Computer chips tweaked to aid disease research

Stanford researchers have collaborated with Intel to study the autoimmune disease lupus using short pieces of a disease-associated protein on silicon chips much like those found in computers.

Though primarily designed for research, the technique holds promise to improve diagnosis of multiple diseases and to quickly determine the most effective drug for a particular patient. Its ability to help researchers understand how proteins interact in the body also could help speed drug development, according to a Stanford article.

"When I see patients in the clinic right now, I may know they have arthritis, but I don't know which of the 20 or 30 types of the disease they have," said associate professor of medicine Paul (P.J.) Utz, M.D. Finding out can take days or weeks. "Now we can measure thousands of protein interactions at a time, integrate this information to diagnose the disease and even determine how severe it may be. We may soon be able to do this routinely while the patient is still in the physician's office."

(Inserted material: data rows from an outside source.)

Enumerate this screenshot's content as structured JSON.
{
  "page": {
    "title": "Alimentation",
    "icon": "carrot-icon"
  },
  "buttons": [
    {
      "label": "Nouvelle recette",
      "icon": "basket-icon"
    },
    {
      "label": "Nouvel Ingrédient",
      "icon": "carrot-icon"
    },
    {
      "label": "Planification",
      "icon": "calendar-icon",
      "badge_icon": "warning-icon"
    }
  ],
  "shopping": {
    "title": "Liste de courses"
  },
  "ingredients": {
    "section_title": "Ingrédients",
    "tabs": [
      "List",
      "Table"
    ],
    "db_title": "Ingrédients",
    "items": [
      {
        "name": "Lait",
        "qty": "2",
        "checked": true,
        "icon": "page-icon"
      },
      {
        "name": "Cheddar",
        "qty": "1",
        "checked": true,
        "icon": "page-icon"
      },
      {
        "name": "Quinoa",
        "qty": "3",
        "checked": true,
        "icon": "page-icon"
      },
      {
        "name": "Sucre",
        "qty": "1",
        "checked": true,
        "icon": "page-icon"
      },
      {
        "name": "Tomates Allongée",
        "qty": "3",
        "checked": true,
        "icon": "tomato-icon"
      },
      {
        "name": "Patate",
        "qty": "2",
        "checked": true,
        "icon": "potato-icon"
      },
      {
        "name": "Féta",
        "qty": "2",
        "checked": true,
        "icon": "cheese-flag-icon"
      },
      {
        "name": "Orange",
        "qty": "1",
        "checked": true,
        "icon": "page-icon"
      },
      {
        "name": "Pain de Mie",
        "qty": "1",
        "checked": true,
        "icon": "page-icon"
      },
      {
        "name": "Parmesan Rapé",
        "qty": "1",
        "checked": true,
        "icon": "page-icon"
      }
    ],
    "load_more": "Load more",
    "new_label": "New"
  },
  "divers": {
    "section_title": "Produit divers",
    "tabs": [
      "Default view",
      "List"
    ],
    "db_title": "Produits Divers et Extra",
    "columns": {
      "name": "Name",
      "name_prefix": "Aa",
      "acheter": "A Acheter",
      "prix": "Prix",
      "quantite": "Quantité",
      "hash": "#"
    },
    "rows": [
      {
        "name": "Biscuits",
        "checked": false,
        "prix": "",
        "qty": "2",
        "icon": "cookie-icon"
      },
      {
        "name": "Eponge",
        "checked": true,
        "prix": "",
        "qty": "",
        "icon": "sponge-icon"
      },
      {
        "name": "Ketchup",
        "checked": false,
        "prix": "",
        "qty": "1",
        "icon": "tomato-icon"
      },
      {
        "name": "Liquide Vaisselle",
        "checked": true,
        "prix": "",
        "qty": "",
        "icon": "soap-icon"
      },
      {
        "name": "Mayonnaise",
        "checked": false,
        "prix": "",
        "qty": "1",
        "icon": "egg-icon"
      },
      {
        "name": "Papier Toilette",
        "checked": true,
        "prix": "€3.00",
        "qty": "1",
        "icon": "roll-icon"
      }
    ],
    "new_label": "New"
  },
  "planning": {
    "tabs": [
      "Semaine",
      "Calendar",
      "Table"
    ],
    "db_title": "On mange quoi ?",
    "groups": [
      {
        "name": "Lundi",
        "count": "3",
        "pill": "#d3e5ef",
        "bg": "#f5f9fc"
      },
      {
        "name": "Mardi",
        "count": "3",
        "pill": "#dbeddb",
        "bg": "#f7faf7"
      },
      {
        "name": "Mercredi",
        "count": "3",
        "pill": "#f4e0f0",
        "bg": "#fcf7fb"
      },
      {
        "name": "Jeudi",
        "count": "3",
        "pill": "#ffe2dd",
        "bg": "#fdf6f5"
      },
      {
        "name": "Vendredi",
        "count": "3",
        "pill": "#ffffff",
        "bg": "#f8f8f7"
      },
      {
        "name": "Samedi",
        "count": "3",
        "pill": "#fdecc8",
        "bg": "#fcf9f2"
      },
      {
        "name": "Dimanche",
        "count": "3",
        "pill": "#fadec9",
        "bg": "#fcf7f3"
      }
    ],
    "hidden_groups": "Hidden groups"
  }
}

Intel developed the chips, which the researchers call Intel arrays, using short segments of biological proteins, called peptides, on silicon wafers. The Stanford researchers then used the chip to analyze thousands of protein interactions simultaneously. The researchers previously used a similar technique with proteins arrayed on glass. Silicon is much less sticky to proteins than glass, allowing researchers to skip some steps meant to account for that. Silicon also allows the peptides to be placed closer together and does not fluoresce, making detection easier.

In the study, the researchers looked at nearly 9,000 combinations on the chip. They were able to identify patients with lupus who expressed high levels of antibodies against a particular protein or histone called 2B--those likely to require more intensive therapy, according to the abstract in Nature Medicine.

Other research is looking at protein interactions to help prevent drug side effects. Mount Sinai and the University of California, San Francisco have created computer models to predict adverse events.

Meanwhile, the Pentagon's research arm, the Defense Advanced Research Projects Agency (DARPA), recently awarded $17.8 million in grants in search of a 10-fold reduction in time and cost to create new medicines and materials. The creation of synthetic protein structures for research to speed development of new vaccines was among that call to action.